Holy fuck (Goes to download tomorrow’s bus timetable…) One of the questions that’s been raised in recent years is when will the world’s supply of oil run out? The answer to this is, or course, the world will never run out of oil. Well, not in the sense that 40 years from now there will be a glass case in a museum somewhere labeled ‘World’s last barrel of oil’, or even that the pump down the road will suddenly run dry. This isn’t because there is an infinite supply of oil. There isn’t, of course. Rather, we will never run out of oil because of the self-adjusting nature of the market. The oil price will continue to rise as expected. Once the price reaches a level where it will be cheaper to use substitutes like electric powered or hybrid cars to travel around, we will no longer be dependent on oil as much. As is the case with most new technology, as these new types of cars become more commonplace, prices will also become more affordable.
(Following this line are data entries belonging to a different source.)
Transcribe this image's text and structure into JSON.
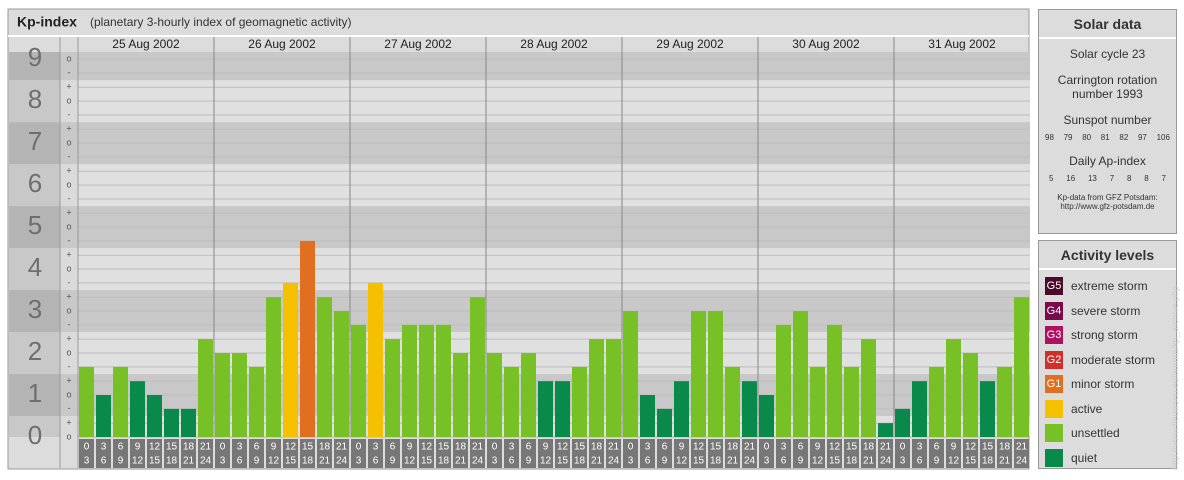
{
  "chart_data": {
    "type": "bar",
    "title": "Kp-index",
    "subtitle": "(planetary 3-hourly index of geomagnetic activity)",
    "days": [
      "25 Aug 2002",
      "26 Aug 2002",
      "27 Aug 2002",
      "28 Aug 2002",
      "29 Aug 2002",
      "30 Aug 2002",
      "31 Aug 2002"
    ],
    "hours": [
      [
        0,
        3
      ],
      [
        3,
        6
      ],
      [
        6,
        9
      ],
      [
        9,
        12
      ],
      [
        12,
        15
      ],
      [
        15,
        18
      ],
      [
        18,
        21
      ],
      [
        21,
        24
      ]
    ],
    "values": [
      1.67,
      1,
      1.67,
      1.33,
      1,
      0.67,
      0.67,
      2.33,
      2,
      2,
      1.67,
      3.33,
      3.67,
      4.67,
      3.33,
      3,
      2.67,
      3.67,
      2.33,
      2.67,
      2.67,
      2.67,
      2,
      3.33,
      2,
      1.67,
      2,
      1.33,
      1.33,
      1.67,
      2.33,
      2.33,
      3,
      1,
      0.67,
      1.33,
      3,
      3,
      1.67,
      1.33,
      1,
      2.67,
      3,
      1.67,
      2.67,
      1.67,
      2.33,
      0.33,
      0.67,
      1.33,
      1.67,
      2.33,
      2,
      1.33,
      1.67,
      3.33
    ],
    "colors": [
      "#77c026",
      "#0a8a4a",
      "#77c026",
      "#0a8a4a",
      "#0a8a4a",
      "#0a8a4a",
      "#0a8a4a",
      "#77c026",
      "#77c026",
      "#77c026",
      "#77c026",
      "#77c026",
      "#f5c000",
      "#e07020",
      "#77c026",
      "#77c026",
      "#77c026",
      "#f5c000",
      "#77c026",
      "#77c026",
      "#77c026",
      "#77c026",
      "#77c026",
      "#77c026",
      "#77c026",
      "#77c026",
      "#77c026",
      "#0a8a4a",
      "#0a8a4a",
      "#77c026",
      "#77c026",
      "#77c026",
      "#77c026",
      "#0a8a4a",
      "#0a8a4a",
      "#0a8a4a",
      "#77c026",
      "#77c026",
      "#77c026",
      "#0a8a4a",
      "#0a8a4a",
      "#77c026",
      "#77c026",
      "#77c026",
      "#77c026",
      "#77c026",
      "#77c026",
      "#0a8a4a",
      "#0a8a4a",
      "#0a8a4a",
      "#77c026",
      "#77c026",
      "#77c026",
      "#0a8a4a",
      "#77c026",
      "#77c026"
    ],
    "ylim": [
      0,
      9.17
    ],
    "yticks": [
      0,
      1,
      2,
      3,
      4,
      5,
      6,
      7,
      8,
      9
    ],
    "minor_yticks": [
      {
        "value": 0,
        "label": "o"
      },
      {
        "value": 0.33,
        "label": "+"
      },
      {
        "value": 0.67,
        "label": "-"
      },
      {
        "value": 1,
        "label": "o"
      },
      {
        "value": 1.33,
        "label": "+"
      },
      {
        "value": 1.67,
        "label": "-"
      },
      {
        "value": 2,
        "label": "o"
      },
      {
        "value": 2.33,
        "label": "+"
      },
      {
        "value": 2.67,
        "label": "-"
      },
      {
        "value": 3,
        "label": "o"
      },
      {
        "value": 3.33,
        "label": "+"
      },
      {
        "value": 3.67,
        "label": "-"
      },
      {
        "value": 4,
        "label": "o"
      },
      {
        "value": 4.33,
        "label": "+"
      },
      {
        "value": 4.67,
        "label": "-"
      },
      {
        "value": 5,
        "label": "o"
      },
      {
        "value": 5.33,
        "label": "+"
      },
      {
        "value": 5.67,
        "label": "-"
      },
      {
        "value": 6,
        "label": "o"
      },
      {
        "value": 6.33,
        "label": "+"
      },
      {
        "value": 6.67,
        "label": "-"
      },
      {
        "value": 7,
        "label": "o"
      },
      {
        "value": 7.33,
        "label": "+"
      },
      {
        "value": 7.67,
        "label": "-"
      },
      {
        "value": 8,
        "label": "o"
      },
      {
        "value": 8.33,
        "label": "+"
      },
      {
        "value": 8.67,
        "label": "-"
      },
      {
        "value": 9,
        "label": "o"
      }
    ],
    "grid": true
  },
  "solar_data": {
    "title": "Solar data",
    "cycle": "Solar cycle 23",
    "carrington": "Carrington rotation number 1993",
    "sunspot_label": "Sunspot number",
    "sunspot": [
      98,
      79,
      80,
      81,
      82,
      97,
      106
    ],
    "ap_label": "Daily Ap-index",
    "ap": [
      5,
      16,
      13,
      7,
      8,
      8,
      7
    ],
    "source": "Kp-data from GFZ Potsdam:",
    "source_url": "http://www.gfz-potsdam.de"
  },
  "activity": {
    "title": "Activity levels",
    "levels": [
      {
        "code": "G5",
        "label": "extreme storm",
        "color": "#4a0a2a"
      },
      {
        "code": "G4",
        "label": "severe storm",
        "color": "#7a0a4a"
      },
      {
        "code": "G3",
        "label": "strong storm",
        "color": "#b0105f"
      },
      {
        "code": "G2",
        "label": "moderate storm",
        "color": "#d0302a"
      },
      {
        "code": "G1",
        "label": "minor storm",
        "color": "#e07020"
      },
      {
        "label": "active",
        "color": "#f5c000"
      },
      {
        "label": "unsettled",
        "color": "#77c026"
      },
      {
        "label": "quiet",
        "color": "#0a8a4a"
      }
    ]
  },
  "footer_url": "http://www.fieuwseu.eu/aurora/kp_archive.php"
}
I’m guessing that oil will have to rise a significant amount, say $3-4/litre at the pump, before we will start to see this happen. The whole process,as well as some new technology prospects, is pretty well explained here. The only problem I have with this article is that it sees the current high oil price as due to a decrease in the world supply. This is not true. Current production is as high as it has ever been, with many OPEC countries running at maximum capacity. Rather, the main cause of the high oil price is the surge in demand, mostly from China to fuel its incredible economic growth. While supply shocks are devastating, as we saw in the 1970s, a demand driven increase in the oil price like we’ve been seeing ain’t so tough. China, along with India and other rapidly growing developing nations are world’s largest producers of manufactured goods. ‘Made in China’ products are ever increasing in quality, and are relatively cheap too due to low labour costs. As these countries’ economies continue to expand along with increased trade liberalisation, we can expect to see even more cheap, good quality goods on our shelves. So in the long run, any shocks we experience at the petrol pump may, to a certain extent, be offset by cheaper goods elsewhere, thereby keeping inflation at manageable levels.